Stam 'not surprised' by Ferguson's admission
Former Manchester United defender Jaap Stam claims Sir Alex Ferguson's recent admission that he made a mistake by selling the Dutchman in 2001 has come as no surprise.
Ferguson sold the Dutchman to Lazio in a move viewed by many United fans as one of his few errors during more than two decades in charge at Old Trafford.
Six years later, 35-year-old Stam is still performing to a high standard for Ajax after returning to his homeland from Italy in 2006.
'It is good that a man like Ferguson dares to admit that he makes mistakes,' Stam told AD Sportwereld. 'It doesn't surprise me, though. I always knew for myself that United made an error by selling me.
'I know that this is the same feeling for many people around the club, from colleagues to fans. When I speak with people I hear they should never have let me go.'
Speaking earlier this week, Ferguson admitted the size of Lazio's offer clouded his judgment of the player's worth to the Premier League champions.

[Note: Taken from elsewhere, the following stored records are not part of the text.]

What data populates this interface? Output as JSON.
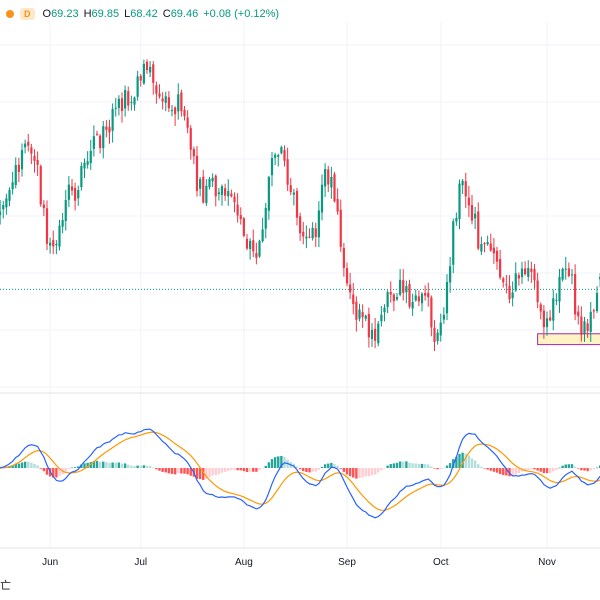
{
  "legend": {
    "status_color": "#f7931a",
    "timeframe": "D",
    "open_label": "O",
    "open": "69.23",
    "high_label": "H",
    "high": "69.85",
    "low_label": "L",
    "low": "68.42",
    "close_label": "C",
    "close": "69.46",
    "change": "+0.08 (+0.12%)",
    "value_color": "#089981"
  },
  "corner_char": "亡",
  "colors": {
    "up": "#089981",
    "down": "#f23645",
    "macd_line": "#2962ff",
    "signal_line": "#ff9800",
    "hist_up_strong": "#26a69a",
    "hist_up_weak": "#b2dfdb",
    "hist_down_strong": "#ff5252",
    "hist_down_weak": "#ffcdd2",
    "grid": "#f0f3fa",
    "dotted_level": "#089981",
    "highlight_fill": "#fff3c4",
    "highlight_border": "#9c27b0"
  },
  "chart_data": [
    {
      "type": "candlestick",
      "x_axis": {
        "labels": [
          "Jun",
          "Jul",
          "Aug",
          "Sep",
          "Oct",
          "Nov"
        ],
        "label_positions_bar_index": [
          17,
          46,
          79,
          112,
          142,
          176
        ]
      },
      "y_axis_shown": false,
      "grid": true,
      "last_bar": {
        "open": 69.23,
        "high": 69.85,
        "low": 68.42,
        "close": 69.46,
        "change": 0.08,
        "change_pct": 0.12
      },
      "close_path_keypoints": [
        {
          "bar": 0,
          "close": 76
        },
        {
          "bar": 5,
          "close": 80
        },
        {
          "bar": 11,
          "close": 83
        },
        {
          "bar": 17,
          "close": 73
        },
        {
          "bar": 24,
          "close": 78
        },
        {
          "bar": 31,
          "close": 83
        },
        {
          "bar": 40,
          "close": 87
        },
        {
          "bar": 47,
          "close": 90
        },
        {
          "bar": 58,
          "close": 87
        },
        {
          "bar": 66,
          "close": 78
        },
        {
          "bar": 74,
          "close": 79
        },
        {
          "bar": 82,
          "close": 72
        },
        {
          "bar": 90,
          "close": 82
        },
        {
          "bar": 100,
          "close": 73
        },
        {
          "bar": 106,
          "close": 80
        },
        {
          "bar": 113,
          "close": 67
        },
        {
          "bar": 120,
          "close": 64
        },
        {
          "bar": 127,
          "close": 68
        },
        {
          "bar": 137,
          "close": 67
        },
        {
          "bar": 141,
          "close": 63
        },
        {
          "bar": 149,
          "close": 79
        },
        {
          "bar": 156,
          "close": 72
        },
        {
          "bar": 164,
          "close": 68
        },
        {
          "bar": 170,
          "close": 71
        },
        {
          "bar": 175,
          "close": 64
        },
        {
          "bar": 182,
          "close": 71
        },
        {
          "bar": 187,
          "close": 64
        },
        {
          "bar": 193,
          "close": 68
        }
      ],
      "dotted_level_close": 68.2,
      "highlight_zone": {
        "from_bar": 173,
        "to_bar": 193,
        "low": 62.6,
        "high": 63.7
      }
    },
    {
      "type": "macd",
      "series": [
        {
          "name": "",
          "kind": "histogram"
        },
        {
          "name": "",
          "kind": "line",
          "role": "macd"
        },
        {
          "name": "",
          "kind": "line",
          "role": "signal"
        }
      ]
    }
  ]
}
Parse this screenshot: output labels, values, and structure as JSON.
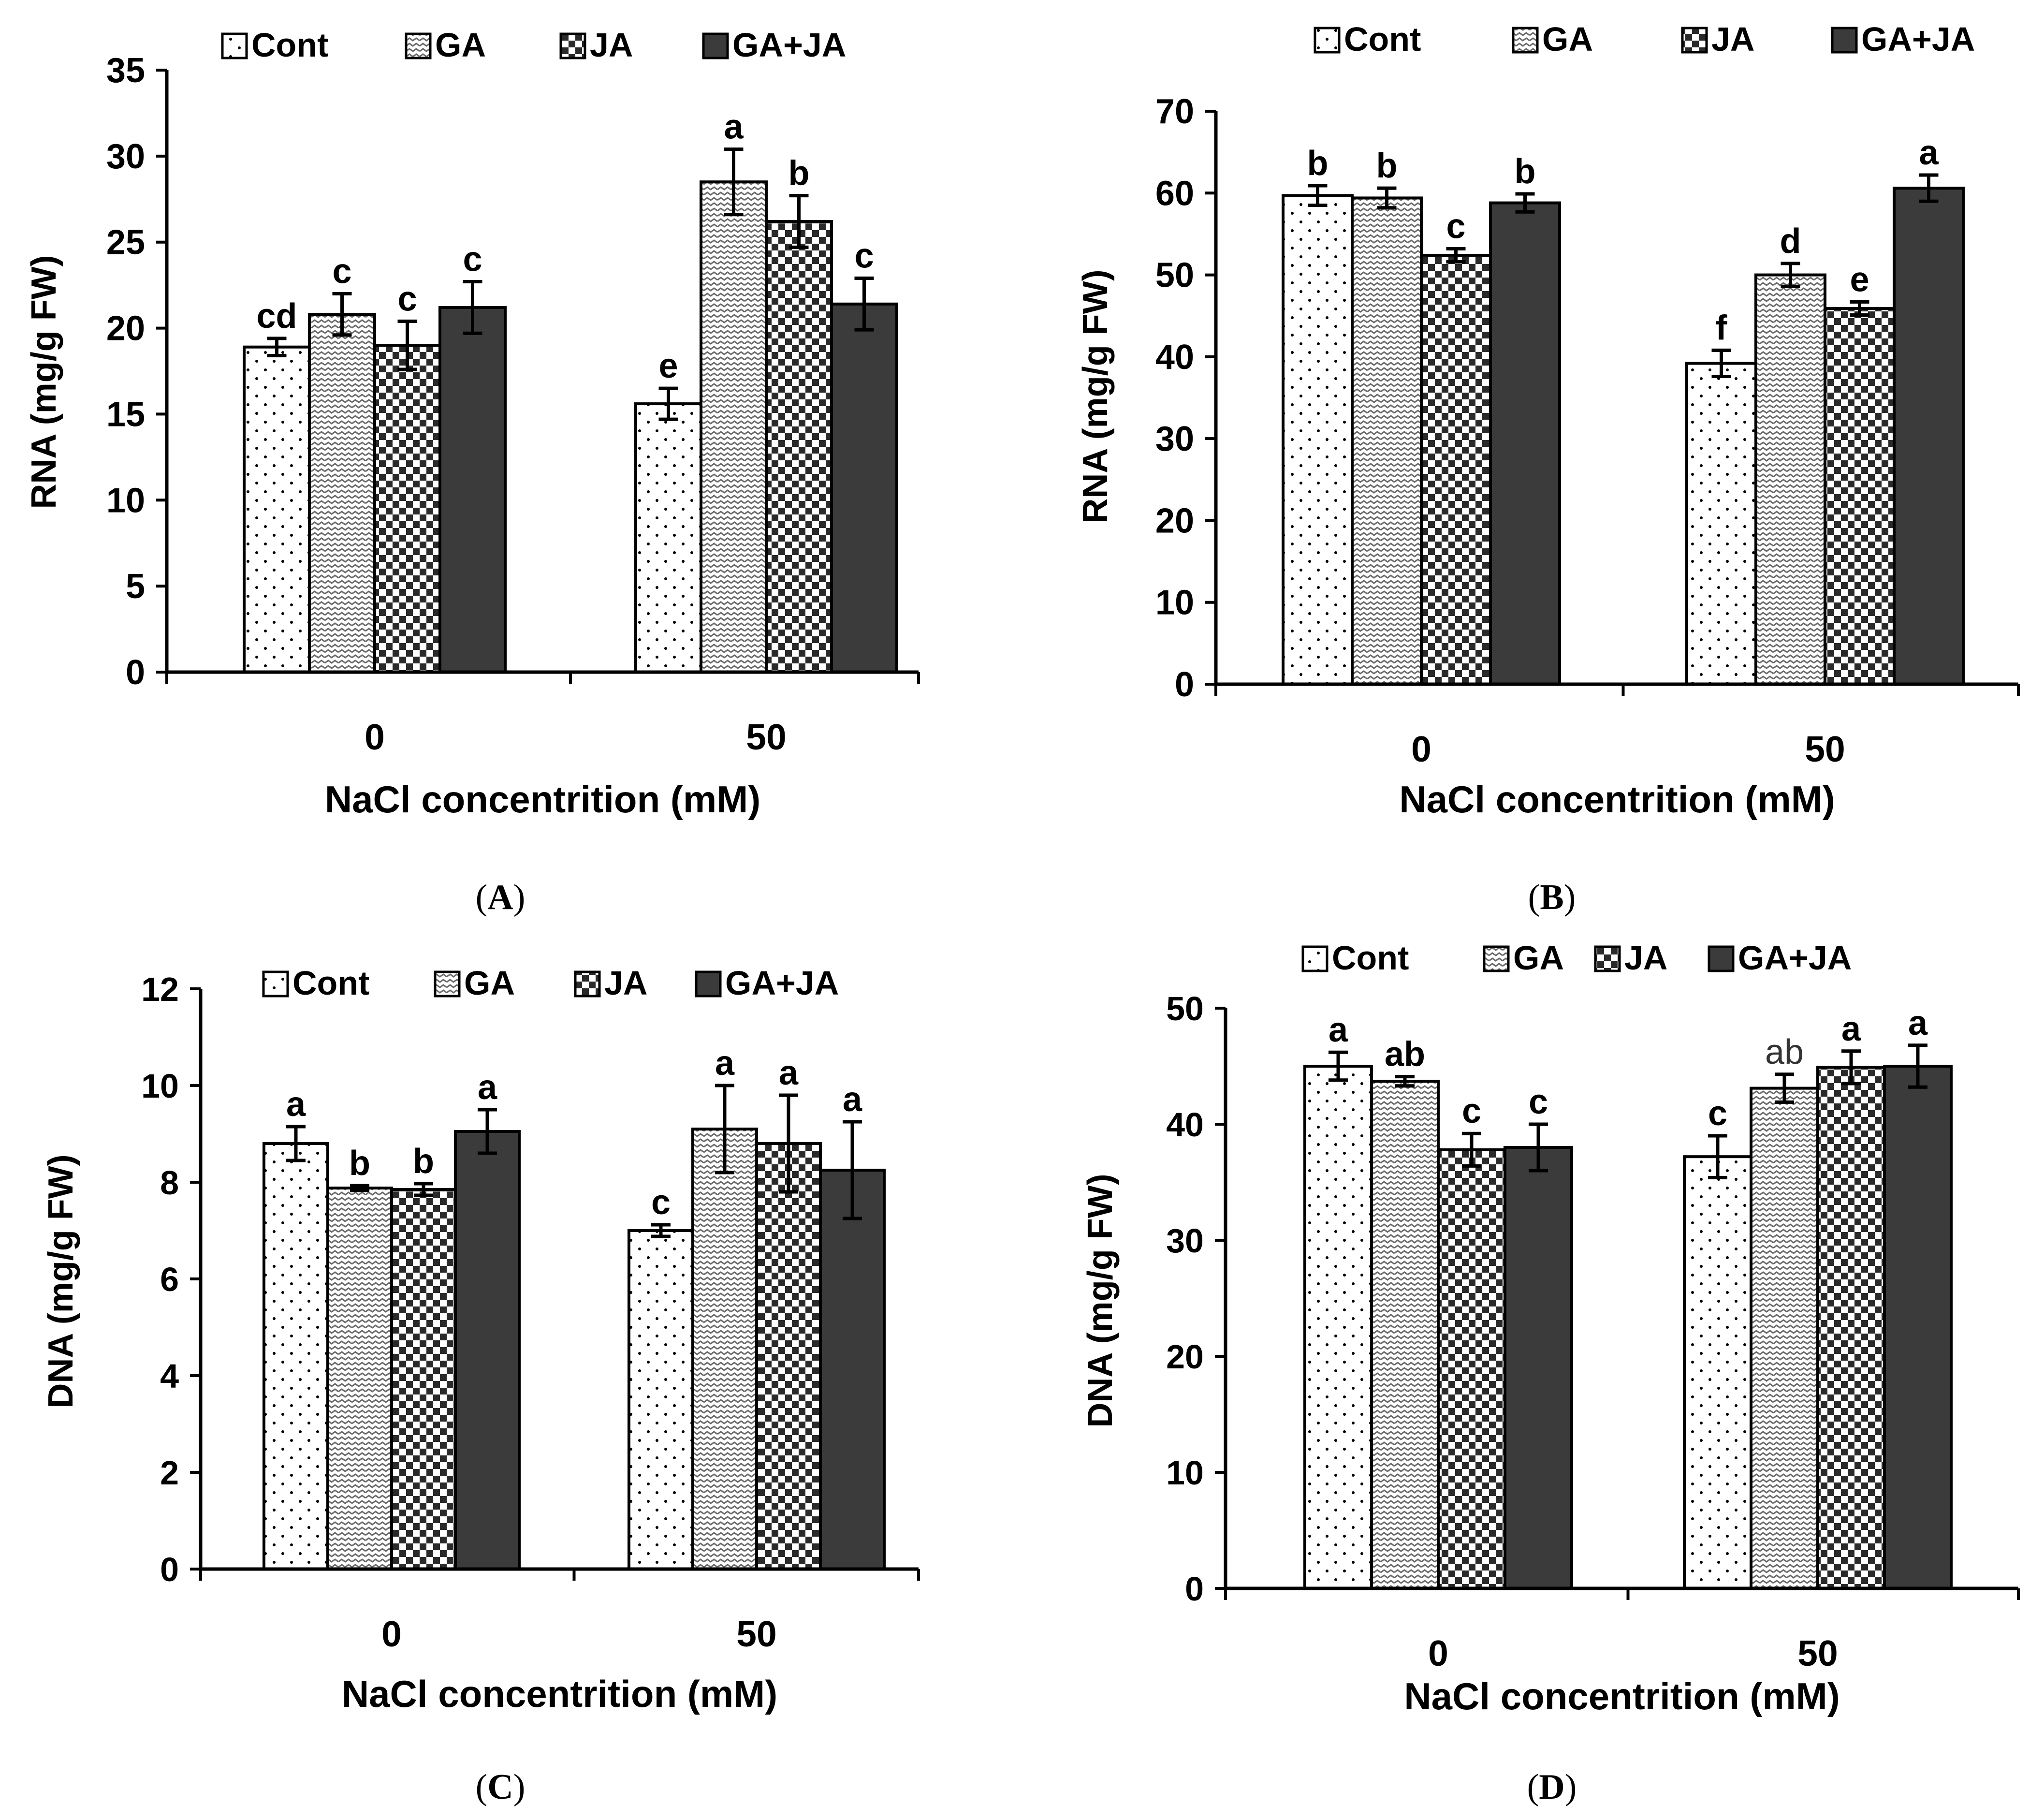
{
  "legend_labels": [
    "Cont",
    "GA",
    "JA",
    "GA+JA"
  ],
  "colors": {
    "axis": "#000000",
    "gaja": "#3b3b3b",
    "cont_fill": "#ffffff",
    "pattern_ink": "#000000"
  },
  "chart_data": [
    {
      "panel": "(A)",
      "type": "bar",
      "ylabel": "RNA (mg/g FW)",
      "xlabel": "NaCl concentrition (mM)",
      "categories": [
        "0",
        "50"
      ],
      "ylim": [
        0,
        35
      ],
      "yticks": [
        0,
        5,
        10,
        15,
        20,
        25,
        30,
        35
      ],
      "series": [
        {
          "name": "Cont",
          "values": [
            18.9,
            15.6
          ],
          "errors": [
            0.5,
            0.9
          ],
          "letters": [
            "cd",
            "e"
          ]
        },
        {
          "name": "GA",
          "values": [
            20.8,
            28.5
          ],
          "errors": [
            1.2,
            1.9
          ],
          "letters": [
            "c",
            "a"
          ]
        },
        {
          "name": "JA",
          "values": [
            19.0,
            26.2
          ],
          "errors": [
            1.4,
            1.5
          ],
          "letters": [
            "c",
            "b"
          ]
        },
        {
          "name": "GA+JA",
          "values": [
            21.2,
            21.4
          ],
          "errors": [
            1.5,
            1.5
          ],
          "letters": [
            "c",
            "c"
          ]
        }
      ]
    },
    {
      "panel": "(B)",
      "type": "bar",
      "ylabel": "RNA (mg/g FW)",
      "xlabel": "NaCl concentrition (mM)",
      "categories": [
        "0",
        "50"
      ],
      "ylim": [
        0,
        70
      ],
      "yticks": [
        0,
        10,
        20,
        30,
        40,
        50,
        60,
        70
      ],
      "series": [
        {
          "name": "Cont",
          "values": [
            59.7,
            39.2
          ],
          "errors": [
            1.2,
            1.6
          ],
          "letters": [
            "b",
            "f"
          ]
        },
        {
          "name": "GA",
          "values": [
            59.4,
            50.0
          ],
          "errors": [
            1.2,
            1.4
          ],
          "letters": [
            "b",
            "d"
          ]
        },
        {
          "name": "JA",
          "values": [
            52.4,
            45.9
          ],
          "errors": [
            0.8,
            0.8
          ],
          "letters": [
            "c",
            "e"
          ]
        },
        {
          "name": "GA+JA",
          "values": [
            58.8,
            60.6
          ],
          "errors": [
            1.1,
            1.6
          ],
          "letters": [
            "b",
            "a"
          ]
        }
      ]
    },
    {
      "panel": "(C)",
      "type": "bar",
      "ylabel": "DNA  (mg/g FW)",
      "xlabel": "NaCl concentrition (mM)",
      "categories": [
        "0",
        "50"
      ],
      "ylim": [
        0,
        12
      ],
      "yticks": [
        0,
        2,
        4,
        6,
        8,
        10,
        12
      ],
      "series": [
        {
          "name": "Cont",
          "values": [
            8.8,
            7.0
          ],
          "errors": [
            0.35,
            0.12
          ],
          "letters": [
            "a",
            "c"
          ]
        },
        {
          "name": "GA",
          "values": [
            7.88,
            9.1
          ],
          "errors": [
            0.05,
            0.9
          ],
          "letters": [
            "b",
            "a"
          ]
        },
        {
          "name": "JA",
          "values": [
            7.85,
            8.8
          ],
          "errors": [
            0.12,
            1.0
          ],
          "letters": [
            "b",
            "a"
          ]
        },
        {
          "name": "GA+JA",
          "values": [
            9.05,
            8.25
          ],
          "errors": [
            0.45,
            1.0
          ],
          "letters": [
            "a",
            "a"
          ]
        }
      ]
    },
    {
      "panel": "(D)",
      "type": "bar",
      "ylabel": "DNA (mg/g FW)",
      "xlabel": "NaCl concentrition (mM)",
      "categories": [
        "0",
        "50"
      ],
      "ylim": [
        0,
        50
      ],
      "yticks": [
        0,
        10,
        20,
        30,
        40,
        50
      ],
      "series": [
        {
          "name": "Cont",
          "values": [
            45.0,
            37.2
          ],
          "errors": [
            1.2,
            1.8
          ],
          "letters": [
            "a",
            "c"
          ]
        },
        {
          "name": "GA",
          "values": [
            43.7,
            43.1
          ],
          "errors": [
            0.4,
            1.2
          ],
          "letters": [
            "ab",
            "ab"
          ]
        },
        {
          "name": "JA",
          "values": [
            37.8,
            44.9
          ],
          "errors": [
            1.4,
            1.4
          ],
          "letters": [
            "c",
            "a"
          ]
        },
        {
          "name": "GA+JA",
          "values": [
            38.0,
            45.0
          ],
          "errors": [
            2.0,
            1.8
          ],
          "letters": [
            "c",
            "a"
          ]
        }
      ]
    }
  ]
}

'We got the offer from Lazio - £16.5million for a centre-back that was 29,' said Ferguson. 'It was an offer I couldn't refuse. But in playing terms it was a mistake. He is still playing for Ajax at a really good level.'
In response, Stam conceded that Ferguson's honesty must be applauded.
He said: 'A big coach must also be able to see the mistakes he made - if needed, a few years after he made them.'
The former Holland international's exit from Old Trafford in August 2001 came shortly after his autobiography was published amid controversy.
He claimed that Ferguson had illegally tapped him up before buying him from PSV Eindhoven and revealed blunt insights from the United dressing room.
Many assumed his book was the reason behind his departure, a take on events that Stam is happy to subscribe to.
'Until that transfer I learned to know Ferguson as a man who thinks along fixed lines, who always handles interests of the club,' Stam said. 'In the weeks surrounding my departure the relationship became difficult.
'My biography played a role for sure, because the club needed to sell it to the fans that I could leave Manchester United.